И ты лениво улыбнулась
Стальной секире палача.
«Ты подаришь мне смертную дрожь», – признается герой другого стихотворения. А в блистательном стихотворении «Орел», одном из наиболее совершенных в русской поэзии начала века, построенном по типу горьковской аллегории о Соколе, Орел совершает свой великий подвиг, устремляясь «все выше и вперед к Престолу Сил сквозь звездные преддверья», и гибнет, «задохнувшись от блаженства». Он преодолел всё, вплоть до земного тяготения, ибо его «зачаровала вышина и властно превратила сердце в солнце» (тоже фольклорно-романтический мотив). Но вынести открывшееся ему он оказался не в состоянии:
Лучами был пронизан небосвод,
Божественно-холодными лучами,
Не зная тленья, он летел вперед,
Смотрел на звезды мертвыми очами.
Не раз в бездонность рушились миры,
Не раз труба архангела трубила,
Но не была добычей для игры
Его великолепная могила.
Так, после знаменитого топора Достоевского, появился в русской литературе еще один своеобразный «спутник» Земли; смерть ознаменовала торжество неостановимого стремления человека вырваться за пределы земной обыденности (это качество миросозерцания Гумилева, безусловно, сыграло свою роль в том расположении Горького, которым он пользовался).

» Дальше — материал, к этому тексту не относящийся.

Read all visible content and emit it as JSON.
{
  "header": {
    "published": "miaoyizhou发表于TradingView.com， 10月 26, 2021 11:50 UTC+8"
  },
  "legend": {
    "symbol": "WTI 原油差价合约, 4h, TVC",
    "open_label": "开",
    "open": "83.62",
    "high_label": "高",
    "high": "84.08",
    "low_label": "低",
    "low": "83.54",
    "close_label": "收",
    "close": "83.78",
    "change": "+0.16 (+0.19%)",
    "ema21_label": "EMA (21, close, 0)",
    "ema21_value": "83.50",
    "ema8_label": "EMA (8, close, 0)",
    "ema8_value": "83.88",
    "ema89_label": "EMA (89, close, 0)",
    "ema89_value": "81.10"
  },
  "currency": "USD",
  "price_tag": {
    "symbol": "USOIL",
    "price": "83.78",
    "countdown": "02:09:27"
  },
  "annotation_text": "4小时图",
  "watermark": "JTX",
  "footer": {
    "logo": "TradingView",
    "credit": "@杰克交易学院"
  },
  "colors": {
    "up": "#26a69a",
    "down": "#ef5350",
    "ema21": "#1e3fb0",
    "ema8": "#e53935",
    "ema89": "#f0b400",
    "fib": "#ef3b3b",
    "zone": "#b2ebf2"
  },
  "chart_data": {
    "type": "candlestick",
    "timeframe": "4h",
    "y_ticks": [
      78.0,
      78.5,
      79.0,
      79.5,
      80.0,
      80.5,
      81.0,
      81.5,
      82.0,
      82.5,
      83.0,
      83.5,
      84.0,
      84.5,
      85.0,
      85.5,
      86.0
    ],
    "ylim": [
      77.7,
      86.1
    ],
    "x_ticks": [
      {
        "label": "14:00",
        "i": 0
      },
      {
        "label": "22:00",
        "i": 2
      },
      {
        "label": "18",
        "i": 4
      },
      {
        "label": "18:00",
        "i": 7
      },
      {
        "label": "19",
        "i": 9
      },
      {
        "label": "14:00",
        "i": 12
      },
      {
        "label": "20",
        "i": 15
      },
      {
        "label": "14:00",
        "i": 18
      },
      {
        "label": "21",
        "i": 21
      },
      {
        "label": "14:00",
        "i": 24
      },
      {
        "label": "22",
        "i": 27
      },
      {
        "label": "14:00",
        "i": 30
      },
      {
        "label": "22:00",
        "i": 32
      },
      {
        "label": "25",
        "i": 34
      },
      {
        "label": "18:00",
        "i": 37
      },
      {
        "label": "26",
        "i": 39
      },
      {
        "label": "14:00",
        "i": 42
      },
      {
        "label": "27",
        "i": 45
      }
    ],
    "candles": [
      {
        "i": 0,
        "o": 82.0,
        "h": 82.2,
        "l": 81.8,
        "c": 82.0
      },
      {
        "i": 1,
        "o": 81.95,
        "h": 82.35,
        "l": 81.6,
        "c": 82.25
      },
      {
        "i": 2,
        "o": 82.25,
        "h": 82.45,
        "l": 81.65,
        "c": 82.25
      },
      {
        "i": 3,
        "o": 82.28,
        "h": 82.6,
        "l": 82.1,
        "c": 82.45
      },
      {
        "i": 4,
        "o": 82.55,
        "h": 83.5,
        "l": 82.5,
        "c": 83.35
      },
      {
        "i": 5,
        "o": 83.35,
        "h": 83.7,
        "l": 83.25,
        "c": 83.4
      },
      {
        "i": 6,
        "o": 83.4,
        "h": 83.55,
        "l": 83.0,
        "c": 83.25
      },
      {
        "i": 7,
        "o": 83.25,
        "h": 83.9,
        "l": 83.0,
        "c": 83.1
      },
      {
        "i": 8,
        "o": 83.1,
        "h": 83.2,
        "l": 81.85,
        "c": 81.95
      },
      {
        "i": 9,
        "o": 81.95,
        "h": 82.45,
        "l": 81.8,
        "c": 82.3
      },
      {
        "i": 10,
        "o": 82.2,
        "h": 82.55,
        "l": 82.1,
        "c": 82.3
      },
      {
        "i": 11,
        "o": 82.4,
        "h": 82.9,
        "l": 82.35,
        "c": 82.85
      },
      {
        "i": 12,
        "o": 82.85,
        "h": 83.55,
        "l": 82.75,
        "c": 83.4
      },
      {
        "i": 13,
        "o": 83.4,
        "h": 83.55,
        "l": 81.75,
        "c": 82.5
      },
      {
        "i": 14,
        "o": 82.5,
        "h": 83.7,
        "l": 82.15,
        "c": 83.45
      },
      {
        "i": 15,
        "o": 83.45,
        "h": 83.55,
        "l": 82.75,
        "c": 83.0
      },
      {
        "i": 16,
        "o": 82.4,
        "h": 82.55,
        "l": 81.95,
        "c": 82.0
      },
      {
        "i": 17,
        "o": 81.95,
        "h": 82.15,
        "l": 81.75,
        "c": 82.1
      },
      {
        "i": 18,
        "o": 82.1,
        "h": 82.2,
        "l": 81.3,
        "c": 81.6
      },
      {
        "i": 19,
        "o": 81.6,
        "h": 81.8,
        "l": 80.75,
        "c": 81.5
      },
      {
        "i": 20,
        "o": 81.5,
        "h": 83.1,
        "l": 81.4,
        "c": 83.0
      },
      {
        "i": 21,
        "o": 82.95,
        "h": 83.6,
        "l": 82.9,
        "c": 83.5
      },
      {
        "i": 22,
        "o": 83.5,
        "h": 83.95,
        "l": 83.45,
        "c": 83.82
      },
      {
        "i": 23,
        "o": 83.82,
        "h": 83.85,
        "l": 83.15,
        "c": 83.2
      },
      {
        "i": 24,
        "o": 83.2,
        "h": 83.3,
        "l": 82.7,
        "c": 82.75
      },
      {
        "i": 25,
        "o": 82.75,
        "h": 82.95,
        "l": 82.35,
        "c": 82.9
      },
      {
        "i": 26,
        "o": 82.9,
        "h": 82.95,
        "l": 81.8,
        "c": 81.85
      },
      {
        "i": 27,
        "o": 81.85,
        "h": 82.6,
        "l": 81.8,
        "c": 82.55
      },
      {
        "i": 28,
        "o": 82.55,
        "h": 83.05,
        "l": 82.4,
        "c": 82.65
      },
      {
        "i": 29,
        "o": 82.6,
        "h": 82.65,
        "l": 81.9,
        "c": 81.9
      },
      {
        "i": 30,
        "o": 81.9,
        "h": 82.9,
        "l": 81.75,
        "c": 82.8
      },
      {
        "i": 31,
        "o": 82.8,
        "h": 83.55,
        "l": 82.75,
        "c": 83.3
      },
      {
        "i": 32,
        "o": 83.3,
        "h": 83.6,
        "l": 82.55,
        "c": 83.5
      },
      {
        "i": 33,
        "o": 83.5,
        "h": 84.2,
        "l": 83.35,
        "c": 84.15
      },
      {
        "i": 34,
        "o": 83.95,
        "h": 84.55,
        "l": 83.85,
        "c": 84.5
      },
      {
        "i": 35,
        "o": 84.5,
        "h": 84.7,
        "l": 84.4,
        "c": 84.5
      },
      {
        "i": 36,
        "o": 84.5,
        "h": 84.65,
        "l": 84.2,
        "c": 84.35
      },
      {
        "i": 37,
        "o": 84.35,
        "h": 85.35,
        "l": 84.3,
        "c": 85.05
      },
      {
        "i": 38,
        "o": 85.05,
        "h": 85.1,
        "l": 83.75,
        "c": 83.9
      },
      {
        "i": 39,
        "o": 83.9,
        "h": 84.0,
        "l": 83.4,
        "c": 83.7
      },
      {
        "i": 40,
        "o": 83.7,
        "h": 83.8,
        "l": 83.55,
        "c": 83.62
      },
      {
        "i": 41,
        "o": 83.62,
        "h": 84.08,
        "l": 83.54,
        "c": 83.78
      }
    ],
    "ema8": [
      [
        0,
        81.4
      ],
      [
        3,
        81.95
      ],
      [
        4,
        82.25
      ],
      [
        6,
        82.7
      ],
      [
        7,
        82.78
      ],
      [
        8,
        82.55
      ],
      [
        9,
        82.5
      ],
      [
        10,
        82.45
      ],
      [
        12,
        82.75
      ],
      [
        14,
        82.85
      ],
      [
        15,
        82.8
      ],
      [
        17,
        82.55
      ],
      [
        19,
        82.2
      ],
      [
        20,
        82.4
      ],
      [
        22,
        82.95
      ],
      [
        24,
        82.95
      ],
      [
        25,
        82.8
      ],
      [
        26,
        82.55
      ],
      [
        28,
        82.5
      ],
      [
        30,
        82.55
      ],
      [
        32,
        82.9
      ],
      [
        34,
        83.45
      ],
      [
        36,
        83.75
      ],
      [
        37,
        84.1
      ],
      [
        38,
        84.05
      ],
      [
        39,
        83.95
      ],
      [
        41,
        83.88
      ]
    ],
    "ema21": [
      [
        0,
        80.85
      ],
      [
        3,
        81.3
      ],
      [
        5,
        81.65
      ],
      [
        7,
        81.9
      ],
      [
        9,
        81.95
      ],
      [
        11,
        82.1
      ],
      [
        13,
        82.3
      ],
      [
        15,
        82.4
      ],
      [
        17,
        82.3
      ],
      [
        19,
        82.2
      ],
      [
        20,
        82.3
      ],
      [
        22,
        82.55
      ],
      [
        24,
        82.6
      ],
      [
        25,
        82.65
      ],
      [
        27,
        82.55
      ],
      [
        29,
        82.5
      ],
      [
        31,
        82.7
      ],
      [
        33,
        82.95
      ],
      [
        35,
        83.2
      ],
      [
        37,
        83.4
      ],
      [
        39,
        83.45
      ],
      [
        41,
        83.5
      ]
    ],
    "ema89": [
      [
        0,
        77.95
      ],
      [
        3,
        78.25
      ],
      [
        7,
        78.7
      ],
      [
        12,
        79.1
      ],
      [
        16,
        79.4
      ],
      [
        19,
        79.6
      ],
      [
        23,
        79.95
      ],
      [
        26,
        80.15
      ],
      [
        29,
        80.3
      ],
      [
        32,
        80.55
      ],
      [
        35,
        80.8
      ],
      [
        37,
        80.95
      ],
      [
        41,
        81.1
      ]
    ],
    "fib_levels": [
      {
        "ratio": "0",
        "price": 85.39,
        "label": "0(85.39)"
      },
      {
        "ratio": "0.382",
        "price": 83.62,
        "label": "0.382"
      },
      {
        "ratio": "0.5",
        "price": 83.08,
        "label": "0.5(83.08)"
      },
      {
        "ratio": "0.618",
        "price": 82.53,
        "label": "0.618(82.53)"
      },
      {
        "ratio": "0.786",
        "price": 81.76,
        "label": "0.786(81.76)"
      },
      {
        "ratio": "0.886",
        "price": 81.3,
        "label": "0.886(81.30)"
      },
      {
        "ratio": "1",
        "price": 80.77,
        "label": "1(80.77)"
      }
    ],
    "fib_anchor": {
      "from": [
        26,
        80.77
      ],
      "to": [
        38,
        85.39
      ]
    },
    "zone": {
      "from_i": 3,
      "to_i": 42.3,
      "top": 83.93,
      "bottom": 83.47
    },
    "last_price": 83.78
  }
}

С особенным же драматизмом воспринимает Гумилев положение в мире художника, от века и неискоренимо обреченного на непонимание. Художник не просто приносит людям блаженство познания непознаваемого рациональным путем (см. «Творчество», «Память», «Слово» и др.), он вводит их в мир того высокого гуманизма, которого лишены они в повседневной жизни. Люди видят в художнике иное существо, они как будто готовы покориться ему, но не в силах осознать смысл и характер творческого отношения к миру, могут надругаться над ним, уничтожить его за одну только эту непохожесть на всех остальных. На этой почве и возникает в творчестве Гумилева чрезвычайно устойчивый образ-символ волка – темное олицетворение обывателя, готового злостно растерзать наделенного «сверхъестественной» силой художника и тем самым уничтожить духовную сущность мира, сконцентрированную в искусстве.